There is an example for this with RandomWalkMetropolis, but it doesn't use any custom log-prob function, so it's not obvious what that function actually returns.

My current code for target_log_prob_fn looks something like this:

def bdnn(x, p):
    nf = num_features
    nt = first_layer_size

    # Unpack model parameters
    w1 = tf.reshape(p[:nf*nt], [nf, nt])
    b1 = p[nf*nt:nf*nt+1]
    w2 = tf.reshape(p[nf*nt+1:nf*nt+nt+1], [nt, 1])
    b2 = p[nf*nt+nt+1:nf*nt+nt+2]

    # Build layers
    x = tf.tanh(tf.nn.xw_plus_b(x, w1, b1))
    x = tf.nn.xw_plus_b(x, w2, b2)
    return tf.squeeze(x)

def model_log_prob(p):
    # Parameters of distributions
    prior_scale = 200
    studentT_scale = 100

    # Prior probability distributions on model parameters
    rv_p = tfd.Independent(tfd.Normal(loc=0. * tf.ones(shape=[num_chains, num_model_parameters], dtype=tf.float32),
                                      scale=prior_scale * tf.ones(shape=[num_chains, num_model_parameters], dtype=tf.float32)),
                           reinterpreted_batch_ndims=1)

    # Likelihood
    alpha_bp_estimate = bdnn(features, p)
    rv_observed = tfd.StudentT(df=2.2, loc=alpha_bp_estimate, scale=studentT_scale)

    # Sum of logs
    return (rv_p.log_prob(p) + tf.reduce_sum(rv_observed.log_prob(return)))

Should I just return a vector of log-probabilities, one for each chain?
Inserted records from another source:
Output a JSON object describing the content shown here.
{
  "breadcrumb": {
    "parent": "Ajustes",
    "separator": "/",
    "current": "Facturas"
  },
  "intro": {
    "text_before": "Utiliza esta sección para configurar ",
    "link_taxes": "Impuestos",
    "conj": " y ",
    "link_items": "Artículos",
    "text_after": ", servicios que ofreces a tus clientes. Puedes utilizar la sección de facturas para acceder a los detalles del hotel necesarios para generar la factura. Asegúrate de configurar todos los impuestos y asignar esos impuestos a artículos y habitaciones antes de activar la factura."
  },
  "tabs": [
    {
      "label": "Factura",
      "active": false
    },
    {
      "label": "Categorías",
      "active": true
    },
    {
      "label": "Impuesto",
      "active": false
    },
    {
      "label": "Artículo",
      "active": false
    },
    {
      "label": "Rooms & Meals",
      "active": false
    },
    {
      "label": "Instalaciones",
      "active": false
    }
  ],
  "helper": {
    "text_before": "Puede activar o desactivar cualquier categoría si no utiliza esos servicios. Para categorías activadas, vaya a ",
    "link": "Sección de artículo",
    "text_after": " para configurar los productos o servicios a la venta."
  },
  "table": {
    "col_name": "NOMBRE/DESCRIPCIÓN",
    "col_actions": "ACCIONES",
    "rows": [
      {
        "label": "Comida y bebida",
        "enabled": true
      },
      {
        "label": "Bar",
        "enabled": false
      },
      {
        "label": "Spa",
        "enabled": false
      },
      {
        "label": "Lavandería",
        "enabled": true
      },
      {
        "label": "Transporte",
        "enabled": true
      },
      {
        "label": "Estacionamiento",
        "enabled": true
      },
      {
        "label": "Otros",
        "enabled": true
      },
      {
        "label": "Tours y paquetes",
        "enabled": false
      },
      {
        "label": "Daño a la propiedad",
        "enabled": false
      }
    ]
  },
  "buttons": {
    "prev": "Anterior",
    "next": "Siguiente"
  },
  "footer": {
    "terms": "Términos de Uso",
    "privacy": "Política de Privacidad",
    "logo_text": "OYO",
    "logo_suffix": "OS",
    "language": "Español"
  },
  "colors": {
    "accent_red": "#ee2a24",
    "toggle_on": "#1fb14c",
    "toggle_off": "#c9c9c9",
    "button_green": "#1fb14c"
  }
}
Thank you

junpenglao commented 4 years ago

Should I just return a vector of log-probabilities, one for each chain?

Yes - TFP mcmc kernels follows the API contract that it returns the same number of chain (ie batch) as the target_log_prob evaluated on the inital state:

init_state = ...  # the initial state of all your mcmc chains, also the arg to be input in tfp.mcmc.sample_chain
num_chains = tf.shape(model_log_prob(*ini_state))  # note that if the output shape is more than 1d eg [5, 3],
                                                   # you will get [5, 3] chains
ColCarroll commented 4 years ago

To pipe in, the tf.reduce_sum should almost always specify the axis you reduce over (in the last line of your model_log_p function. Very likely, the axis should be -1 (it depends on the shape of the variable return), so that the chain (batch) dimensions in the front are not summed over.

MatthiasKohl commented 4 years ago

Thank you very much for your help! Indeed, simply returning a batch of losses did the trick for me, and as @ColCarroll mentioned, I changed the last sum to axis=-1. I haven't seen this feature in the documentation so maybe adding an example or additional doc to the kernels could be worth it? It could have been an oversight on my part as well, of course.

atsyplikhin commented 3 years ago

@MatthiasKohl - may I ask you to post your updated code? I also wonder how much slower it runs for several chains. Thanks.